Dive Brief:
- The U.S. Department of Education announced Monday that it has opened a civil rights investigation into Duke University and its law journal, based on allegations that the institution racially discriminates to select the publication’s editors.
- Separately, the Education Department and the U.S. Department of Health and Human Services also sent a letter Monday to university officials saying they’re reviewing allegations that Duke’s medical school and Duke Health racially discriminate in their hiring, admissions, financial aid and recruitment practices.
- The probes come less than a week after U.S. Education Secretary Linda McMahon said officials hoped that Columbia University’s $221 million settlement with the federal government would be a “template for other universities around the country.”
Dive Insight:
Like with the federal government’s previous Columbia probes, the Education Department has opened an investigation into Duke University to determine whether it has violated Title VI, which prohibits federally funded institutions from discriminating based on race, color or national origin.
The department said its probe is based on recent reporting that Duke Law Journal racially discriminates against students applying to be editors. It comes one month after The Washington Free Beacon, a conservative publication, alleged that Duke Law Journal potentially gave students applying to be editors an edge if they held leadership positions in affinity groups or if they explained how their “membership in an underrepresented group” would help them promote diverse voices.
Duke Law Journal shared this information only with the law school’s affinity groups, according to the Beacon.
The letter from HHS and the Education Department doesn’t provide the source of the allegations of racial discrimination against Duke’s medical school and Duke Health.
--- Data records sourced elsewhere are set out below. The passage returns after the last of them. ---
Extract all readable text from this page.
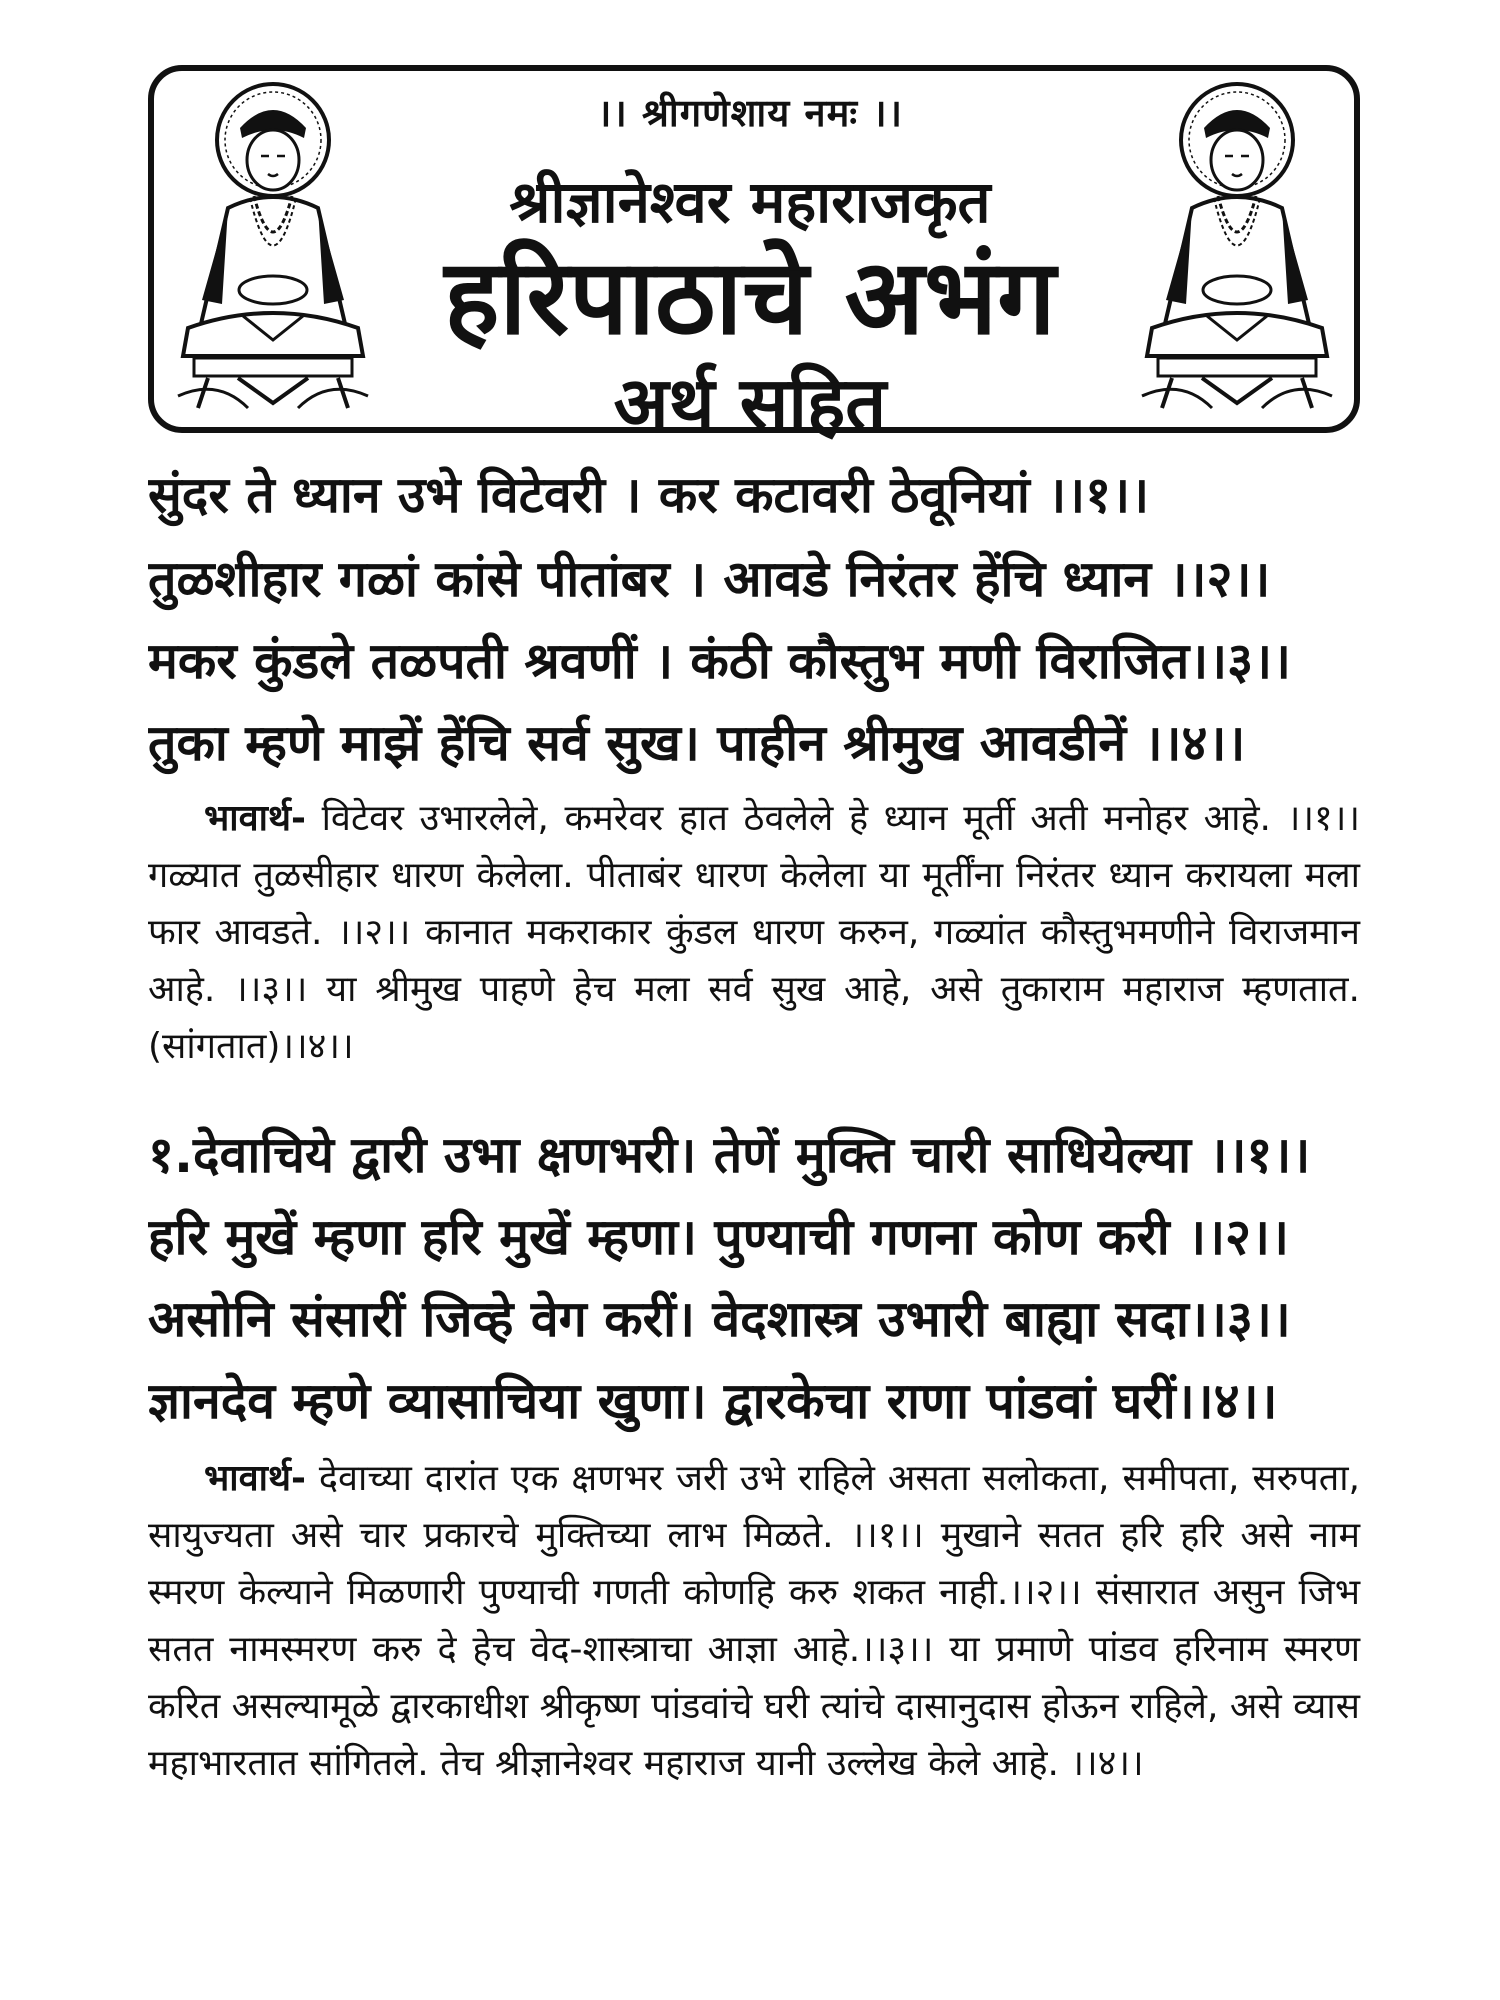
।। श्रीगणेशाय नमः ।।
श्रीज्ञानेश्वर महाराजकृत
हरिपाठाचे अभंग
अर्थ सहित
सुंदर ते ध्यान उभे विटेवरी । कर कटावरी ठेवूनियां ।।१।।
तुळशीहार गळां कांसे पीतांबर । आवडे निरंतर हेंचि ध्यान ।।२।।
मकर कुंडले तळपती श्रवणीं । कंठी कौस्तुभ मणी विराजित।।३।।
तुका म्हणे माझें हेंचि सर्व सुख। पाहीन श्रीमुख आवडीनें ।।४।।

भावार्थ- विटेवर उभारलेले, कमरेवर हात ठेवलेले हे ध्यान मूर्ती अती मनोहर आहे. ।।१।। गळ्यात तुळसीहार धारण केलेला. पीताबंर धारण केलेला या मूर्तींना निरंतर ध्यान करायला मला फार आवडते. ।।२।। कानात मकराकार कुंडल धारण करुन, गळ्यांत कौस्तुभमणीने विराजमान आहे. ।।३।। या श्रीमुख पाहणे हेच मला सर्व सुख आहे, असे तुकाराम महाराज म्हणतात. (सांगतात)।।४।।

१.देवाचिये द्वारी उभा क्षणभरी। तेणें मुक्ति चारी साधियेल्या ।।१।।
हरि मुखें म्हणा हरि मुखें म्हणा। पुण्याची गणना कोण करी ।।२।।
असोनि संसारीं जिव्हे वेग करीं। वेदशास्त्र उभारी बाह्या सदा।।३।।
ज्ञानदेव म्हणे व्यासाचिया खुणा। द्वारकेचा राणा पांडवां घरीं।।४।।

भावार्थ- देवाच्या दारांत एक क्षणभर जरी उभे राहिले असता सलोकता, समीपता, सरुपता, सायुज्यता असे चार प्रकारचे मुक्तिच्या लाभ मिळते. ।।१।। मुखाने सतत हरि हरि असे नाम स्मरण केल्याने मिळणारी पुण्याची गणती कोणहि करु शकत नाही.।।२।। संसारात असुन जिभ सतत नामस्मरण करु दे हेच वेद-शास्त्राचा आज्ञा आहे.।।३।। या प्रमाणे पांडव हरिनाम स्मरण करित असल्यामूळे द्वारकाधीश श्रीकृष्ण पांडवांचे घरी त्यांचे दासानुदास होऊन राहिले, असे व्यास महाभारतात सांगितले. तेच श्रीज्ञानेश्वर महाराज यानी उल्लेख केले आहे. ।।४।।
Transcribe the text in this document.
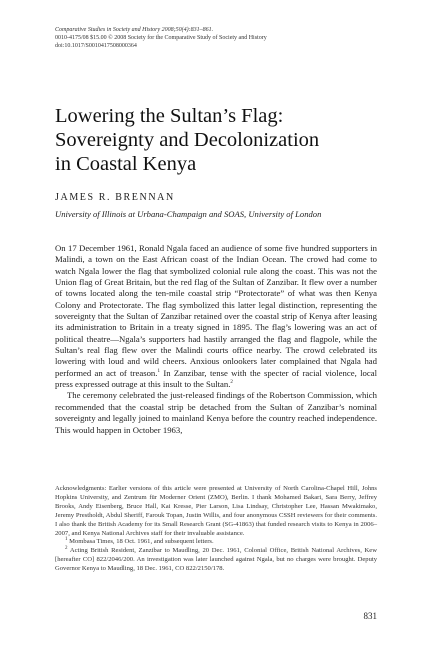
Comparative Studies in Society and History 2008;50(4):831–861.
0010-4175/08 $15.00 © 2008 Society for the Comparative Study of Society and History
doi:10.1017/S0010417508000364
Lowering the Sultan’s Flag:
Sovereignty and Decolonization
in Coastal Kenya
JAMES R. BRENNAN
University of Illinois at Urbana-Champaign and SOAS, University of London

On 17 December 1961, Ronald Ngala faced an audience of some five hundred supporters in Malindi, a town on the East African coast of the Indian Ocean. The crowd had come to watch Ngala lower the flag that symbolized colonial rule along the coast. This was not the Union flag of Great Britain, but the red flag of the Sultan of Zanzibar. It flew over a number of towns located along the ten-mile coastal strip “Protectorate” of what was then Kenya Colony and Protectorate. The flag symbolized this latter legal distinction, representing the sovereignty that the Sultan of Zanzibar retained over the coastal strip of Kenya after leasing its administration to Britain in a treaty signed in 1895. The flag’s lowering was an act of political theatre—Ngala’s supporters had hastily arranged the flag and flagpole, while the Sultan’s real flag flew over the Malindi courts office nearby. The crowd celebrated its lowering with loud and wild cheers. Anxious onlookers later complained that Ngala had performed an act of treason.$^1$ In Zanzibar, tense with the specter of racial violence, local press expressed outrage at this insult to the Sultan.$^2$

The ceremony celebrated the just-released findings of the Robertson Commission, which recommended that the coastal strip be detached from the Sultan of Zanzibar’s nominal sovereignty and legally joined to mainland Kenya before the country reached independence. This would happen in October 1963,

Acknowledgments: Earlier versions of this article were presented at University of North Carolina-Chapel Hill, Johns Hopkins University, and Zentrum für Moderner Orient (ZMO), Berlin. I thank Mohamed Bakari, Sara Berry, Jeffrey Brooks, Andy Eisenberg, Bruce Hall, Kai Kresse, Pier Larson, Lisa Lindsay, Christopher Lee, Hassan Mwakimako, Jeremy Prestholdt, Abdul Sheriff, Farouk Topan, Justin Willis, and four anonymous CSSH reviewers for their comments. I also thank the British Academy for its Small Research Grant (SG-41863) that funded research visits to Kenya in 2006–2007, and Kenya National Archives staff for their invaluable assistance.

$^1$ Mombasa Times, 18 Oct. 1961, and subsequent letters.

$^2$ Acting British Resident, Zanzibar to Maudling, 20 Dec. 1961, Colonial Office, British National Archives, Kew [hereafter CO] 822/2046/200. An investigation was later launched against Ngala, but no charges were brought. Deputy Governor Kenya to Maudling, 18 Dec. 1961, CO 822/2150/178.

831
However, it says Duke Health would be “unfit for any further financial relationship with the federal government” if the federal government determines they are true.
In their letter, officials suggested they want to cut a deal with the university.
“Our Departments have historically recognized Duke’s commitment to medical excellence and would prefer to partner with Duke to uncover and repair these problems, rather than terminate this relationship,” McMahon and HHS Secretary Robert F. Kennedy Jr. wrote.
The two Cabinet secretaries demanded that the university review and reform policies at Duke Health to ensure they don’t include illegal racial preferences, including by making “necessary organizational, leadership, and personnel changes.”
They also asked Duke to establish a Merit and Civil Rights Committee, which would be delegated authority from the university’s board, to conduct the review.
“The Committee must be made up of those members of Duke’s leadership and medical faculty most distinguished in and devoted to genuine excellence in the field of medicine, and the members chosen must satisfy the federal government as to their competence and good faith,” McMahon and Kennedy said in their letter.
McMahon and Kennedy threatened Duke with enforcement actions if the federal government and the Merit and Civil Rights Committee reach an impasse — or if they don’t change the “alleged offending policies” within six months.
Following Columbia’s controversial agreement with the federal government — which also included vast policy changes — law and free speech scholars warned that the Trump administration may attempt to increase their pressure campaigns against other universities to cut deals.
“The Trump administration has made clear that while Columbia is first in line, it intends to reach comparable agreements with other schools — to scale the Columbia shakedown into a broader model of managing universities deemed too woke,” David Pozen, a Columbia law professor, wrote in a blog post. “As has already occurred with law firms, tariffs, and trade policy, regulation by deal is coming to higher education.